Pruneface and Freezdrei would resurface and terrorized Dick Tracy's hometown with a product-tampering scheme that rendered Tracy's wife Tess blind;
along with large portions of the town. Nazi sympathizers working in supermarket warehouses co-operated in poisoning instant coffee, which was sold widely. Freezdrei had invented the concoction, and only he knew the antidote. A masked man named "Captain Cure" would break into local TV programming
and demand huge ransom money to prevent further outbreaks.

Tracy and the FBI traced the broadcasts to an underground hideout, where Freezdrei was crushed underneath heavy machinery. Pruneface was tricked into
thinking he had been dosed with the deadly formula and he revealed the antidote.

Pruneface made one final reappearance in 1999, being held in a Mossad prison. He was the target of a liberation attempt by his granddaughter Prunella and great-granddaughter Prune Hilda, but the plan failed at the last second, and Pruneface was sent plunging to his death from a mountain gondola. His final words were "Sieg Heil".

==In other media==
Pruneface is a featured villain in The Dick Tracy Show, a syndicated animated children's program which aired in the 1960s. He is voiced by either Mel Blanc or Paul Frees, and his vocal characterization is modeled after that of Boris Karloff. His complexion is lavender, lending him the color and wrinkled look of an actual prune. He is nearly always partnered with Itchy Oliver.

As The Dick Tracy Show was produced by UPA, which also produced the original Mr. Magoo cartoons, Pruneface appeared as the primary villain in an episode of The Famous Adventures of Mr. Magoo. In this Tracy/Magoo crossover episode entitled, "Dick Tracy and the Mob", Pruneface is depicted as the chairman of a mob organization, the other board members consisting of fellow Tracy villains Flattop, Ichy Oliver, the Brow, Mumbles, the Mole, and Oodles.

The character also makes a brief appearance in the 1990 film adaptation of Dick Tracy, in which he is portrayed by R. G. Armstrong. In this adaptation, he is an American mobster, operating in Tracy's city, who accepts Big Boy Caprice as his superior. He is eventually gunned down by the Blank.

In Kyle Baker's graphic novels that served as prequels to the movie, Pruneface's real name is given as Lorenzo Prunesti.

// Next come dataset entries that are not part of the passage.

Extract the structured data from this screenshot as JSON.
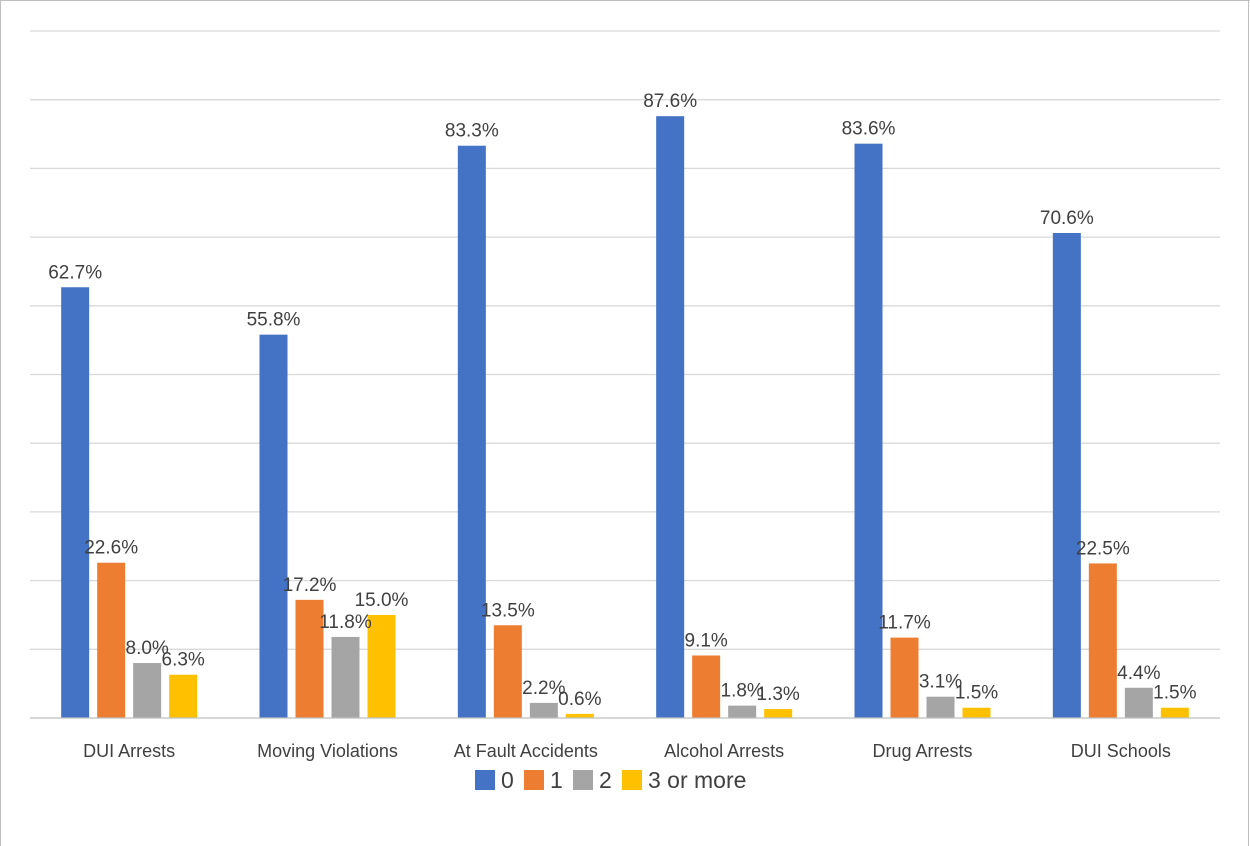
{
  "chart_data": {
    "type": "bar",
    "title": "",
    "xlabel": "",
    "ylabel": "",
    "ylim": [
      0,
      100
    ],
    "grid": true,
    "legend_position": "bottom",
    "categories": [
      "DUI Arrests",
      "Moving Violations",
      "At Fault Accidents",
      "Alcohol Arrests",
      "Drug Arrests",
      "DUI Schools"
    ],
    "series": [
      {
        "name": "0",
        "color": "#4472c4",
        "values": [
          62.7,
          55.8,
          83.3,
          87.6,
          83.6,
          70.6
        ],
        "labels": [
          "62.7%",
          "55.8%",
          "83.3%",
          "87.6%",
          "83.6%",
          "70.6%"
        ]
      },
      {
        "name": "1",
        "color": "#ed7d31",
        "values": [
          22.6,
          17.2,
          13.5,
          9.1,
          11.7,
          22.5
        ],
        "labels": [
          "22.6%",
          "17.2%",
          "13.5%",
          "9.1%",
          "11.7%",
          "22.5%"
        ]
      },
      {
        "name": "2",
        "color": "#a5a5a5",
        "values": [
          8.0,
          11.8,
          2.2,
          1.8,
          3.1,
          4.4
        ],
        "labels": [
          "8.0%",
          "11.8%",
          "2.2%",
          "1.8%",
          "3.1%",
          "4.4%"
        ]
      },
      {
        "name": "3 or more",
        "color": "#ffc000",
        "values": [
          6.3,
          15.0,
          0.6,
          1.3,
          1.5,
          1.5
        ],
        "labels": [
          "6.3%",
          "15.0%",
          "0.6%",
          "1.3%",
          "1.5%",
          "1.5%"
        ]
      }
    ]
  }
}
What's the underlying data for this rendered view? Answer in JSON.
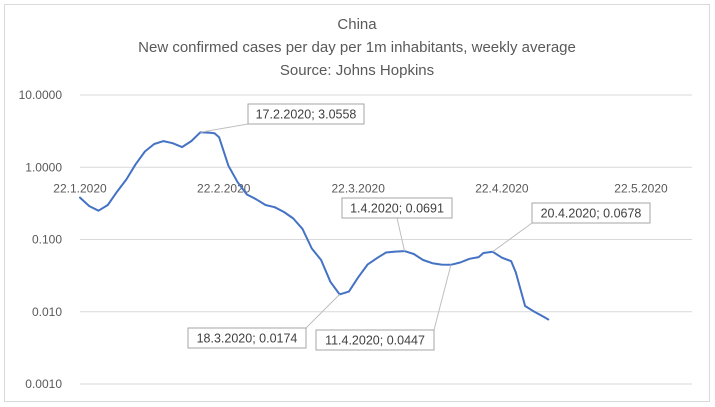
{
  "chart_data": {
    "type": "line",
    "title": "China",
    "subtitle": "New confirmed cases per day per 1m inhabitants, weekly average",
    "source": "Source: Johns Hopkins",
    "xlabel": "",
    "ylabel": "",
    "y_scale": "log",
    "ylim": [
      0.001,
      10
    ],
    "xlim": [
      "2020-01-22",
      "2020-06-02"
    ],
    "x_tick_labels": [
      "22.1.2020",
      "22.2.2020",
      "22.3.2020",
      "22.4.2020",
      "22.5.2020"
    ],
    "x_tick_dates": [
      "2020-01-22",
      "2020-02-22",
      "2020-03-22",
      "2020-04-22",
      "2020-05-22"
    ],
    "y_tick_labels": [
      "10.0000",
      "1.0000",
      "0.100",
      "0.010",
      "0.0010"
    ],
    "y_tick_values": [
      10,
      1,
      0.1,
      0.01,
      0.001
    ],
    "grid": true,
    "series_color": "#4472c4",
    "series": [
      {
        "x": [
          "2020-01-22",
          "2020-01-24",
          "2020-01-26",
          "2020-01-28",
          "2020-01-30",
          "2020-02-01",
          "2020-02-03",
          "2020-02-05",
          "2020-02-07",
          "2020-02-09",
          "2020-02-11",
          "2020-02-13",
          "2020-02-15",
          "2020-02-17",
          "2020-02-19",
          "2020-02-20",
          "2020-02-21",
          "2020-02-23",
          "2020-02-25",
          "2020-02-27",
          "2020-02-29",
          "2020-03-02",
          "2020-03-04",
          "2020-03-06",
          "2020-03-08",
          "2020-03-10",
          "2020-03-12",
          "2020-03-14",
          "2020-03-16",
          "2020-03-18",
          "2020-03-20",
          "2020-03-22",
          "2020-03-24",
          "2020-03-26",
          "2020-03-28",
          "2020-03-30",
          "2020-04-01",
          "2020-04-03",
          "2020-04-05",
          "2020-04-07",
          "2020-04-09",
          "2020-04-11",
          "2020-04-13",
          "2020-04-15",
          "2020-04-17",
          "2020-04-18",
          "2020-04-20",
          "2020-04-22",
          "2020-04-24",
          "2020-04-25",
          "2020-04-27",
          "2020-04-29",
          "2020-05-01",
          "2020-05-02"
        ],
        "values": [
          0.38,
          0.29,
          0.25,
          0.3,
          0.46,
          0.68,
          1.1,
          1.65,
          2.1,
          2.3,
          2.15,
          1.9,
          2.3,
          3.0558,
          3.0,
          2.95,
          2.6,
          1.05,
          0.62,
          0.42,
          0.36,
          0.3,
          0.28,
          0.24,
          0.195,
          0.14,
          0.075,
          0.052,
          0.026,
          0.0174,
          0.019,
          0.03,
          0.045,
          0.055,
          0.066,
          0.068,
          0.0691,
          0.063,
          0.052,
          0.047,
          0.045,
          0.0447,
          0.048,
          0.054,
          0.057,
          0.065,
          0.0678,
          0.056,
          0.05,
          0.035,
          0.012,
          0.01,
          0.0085,
          0.0078
        ]
      }
    ],
    "annotations": [
      {
        "label": "17.2.2020; 3.0558",
        "x": "2020-02-17",
        "y": 3.0558
      },
      {
        "label": "1.4.2020; 0.0691",
        "x": "2020-04-01",
        "y": 0.0691
      },
      {
        "label": "20.4.2020; 0.0678",
        "x": "2020-04-20",
        "y": 0.0678
      },
      {
        "label": "18.3.2020; 0.0174",
        "x": "2020-03-18",
        "y": 0.0174
      },
      {
        "label": "11.4.2020; 0.0447",
        "x": "2020-04-11",
        "y": 0.0447
      }
    ]
  }
}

In the 1943 Looney Tunes cartoon short Porky Pig's Feat by Frank Tashlin, Daffy Duck confronts the manager of the Broken Arms Hotel, pretending to be intimidated by something he said. Daffy moves closer to his face so intensely that it is pushed inward, making it resemble a prune. Daffy, noticing this, says to the audience, "Hey, look! A Dick Tracy character: Pruneface!" Another Looney Tunes short, 1946's The Great Piggy Bank Robbery by Bob Clampett, has Daffy (as "Duck Twacy") encountering a pack of Dick Tracy-style villains, including an obvious Pruneface parody called "Pickle Puss".

Pruneface appears in Jason Yungbluth's 2002 graphic novel Weapon Brown, which re-imagines many syndicated comic strip characters in a post-apocalyptic setting, as a member of the Syndicate, a group of crime lords and scientists ruling over a post-apocalyptic America. The group also consists of "Chairman Horns" (the Pointy-Haired Boss from Dilbert), Mary Worth, Uncle Duke from Doonsbury, and (until Horns brutally kills him) Mr. Dithers from Blondie.

Pruneface, alongside the Brow, is one of the antagonists in Dick Tracy Forever.